2 min read
“The stock market is the only market where things go on sale and all the customers run out of the store.”
I own several shares of VTI, the Vanguard Total Stock Market ETF. Today on July 9th, 2018, the price of VTI is a little over $142 per share. If I hit the ‘sell’ button in my brokerage account, I would receive $142 in cash.
Exactly one year ago on July 9th, 2017, the price for one share of VTI was a little over $124. That means the market is willing to pay me $18 more today compared to one year ago for the exact same share.
And tomorrow the market will give me a new price it is willing to pay. It could be higher or lower than today. And it will continue to do this each day, offering me a new price, asking if I would like to sell my shares.
This brings up a simple question: Why don’t I sell my shares today? Why don’t I let the market give me $142 in cash for the same share that it was only willing to pay me $124 for a year ago?
The answer is that I don’t need the cash today. Right now I earn an active income that helps me pay the bills. I don’t need to convert my stock ownership into cash to pay for anything.
But wouldn’t it still be smart to sell my shares since they have risen in price so much in one year? After all, it’s possible that the market could offer me less money per share a few months from now. Shouldn’t I take advantage of the fact that I can sell for such a high price right now?
In theory, it’s a great idea to sell at a high price. Then, when the the market offers me a lower price in the future, I could buy more shares at cheaper prices. I could just keep doing this over and over, buying shares at low prices and selling them back to the market at higher prices.

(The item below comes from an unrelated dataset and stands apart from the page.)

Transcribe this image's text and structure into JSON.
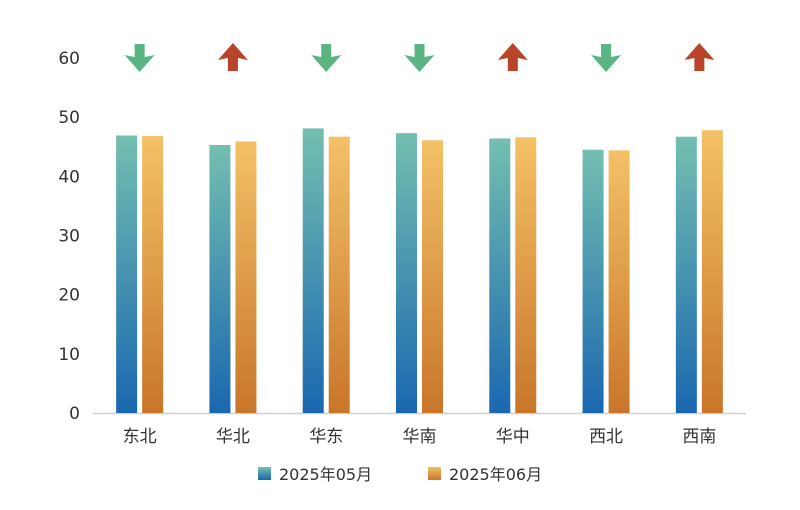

This is a wonderful strategy. The only problem is, it’s impossible to implement because nobody can possibly know how high or how low prices can actually go.
A perfect example of this is when stock market prices flattened out in 2015:
The market kept offering prices of around $108 for one share of VTI.
At the time, many people thought that prices could go no higher. This would have been a great time to sell, right?
As it turns out, anyone who sold would have had to painstakingly watch prices soar another 40% over the next three years.
The market is tricky like that. It’s hard to time.
But when you view the market as a machine that simply offers you different prices for your shares each day, it becomes a little easier to make smarter investment decisions. In particular, here are a few investing heuristics to follow:
The simplest way to avoid buying all your shares at the highest prices is to buy a little bit each month. This is known as dollar-cost averaging.
The worst time to sell your shares is when the market begins to offer lower and lower prices.
Over the long haul, the stock market tends to offer you higher and higher prices for your shares. Keep in mind that attempting to time the point at which prices are highest is nearly impossible.
If you fear that you may need to sell stocks to pay for bills, that money probably shouldn’t be invested in the market in the first place.